The User community will benefit from a service to be exploited at various geographic scales, from the local, to national and regional. 

icons Institutional operators and services

The proposed activity is a direct technological and scientific support to the African Institutions implementing the Land Monitoring Service (MISLAND) in the framework of the GMES&Africa project. Through the provision of the indicated information and services, the current limitations of the MISLAND services will be overcome.

icons Commercial software developers

Commercial software developers and data scientists can use distributed Data Science environments and data analytics patterns to develop a new product based on Earth Observation data (in agriculture, water management, flooding prevention and early warning systems, earth quality management, land cover/land use management, etc. )

icons Non-commercial software developers

Distributed data science environments will enable developers and data scientists to support research in disciplines based on Earth Observations (climate change, agriculture, water management, air quality, health factors, land cover/use etc.), as well as citizen scientists and Citizen Observatories.  

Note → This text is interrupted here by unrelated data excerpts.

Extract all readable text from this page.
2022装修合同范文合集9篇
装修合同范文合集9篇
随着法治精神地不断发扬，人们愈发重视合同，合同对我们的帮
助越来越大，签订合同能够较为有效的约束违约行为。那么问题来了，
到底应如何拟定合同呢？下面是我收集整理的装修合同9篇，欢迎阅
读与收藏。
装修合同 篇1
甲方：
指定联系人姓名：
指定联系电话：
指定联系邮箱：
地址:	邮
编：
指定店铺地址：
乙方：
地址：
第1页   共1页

icons Policy makers & citizens

Public institutions with a mandate of monitoring the land degradation in the region, for prioritizing the interventions and mitigating actions, and thus providing better life quality to citizens.
Standardised tools and distributed Data Science environments will also facilitate the collaboration of citizen scientists and Citizen Observatories who can easier engage in Earth Observation research.

Others

The outcomes of Earth Observation research and Data Science environments can support various educational activities which play a major role in increasing awareness and engagement in the young generation, as well as enhancing the learning process and promoting the collaboration of young environmental science enthusiasts.

Services used

Data science environments

Technical implementation

JupyterLab extension integrates with ScienceMesh – provides share and collaboration functionalities (full CS3 API client) directly in JupyterLab environment. Additional share functionalities are available in the file browser: the extension replaces the default JupyterLab file manager, adding new UI elements for additional share functionalities (a shared by/with tab, sharing buttons and entries in the context menus) and adding new modal windows to display file information and sharing status.
Data analysis workflows developed in the Jupyter environments will be possible to be translated to web services and interactive Voilà dashboards. Data export in full resolution will be possible through a backend batch processing cluster.

Contribution to the EOSC

Distributed Data Science environments will support research and development in all disciplines, facilitating the collaboration of distributed science teams.

Future developments

Concurrent collaboration of Notebooks, enhancing user interface for JupyterLab extension.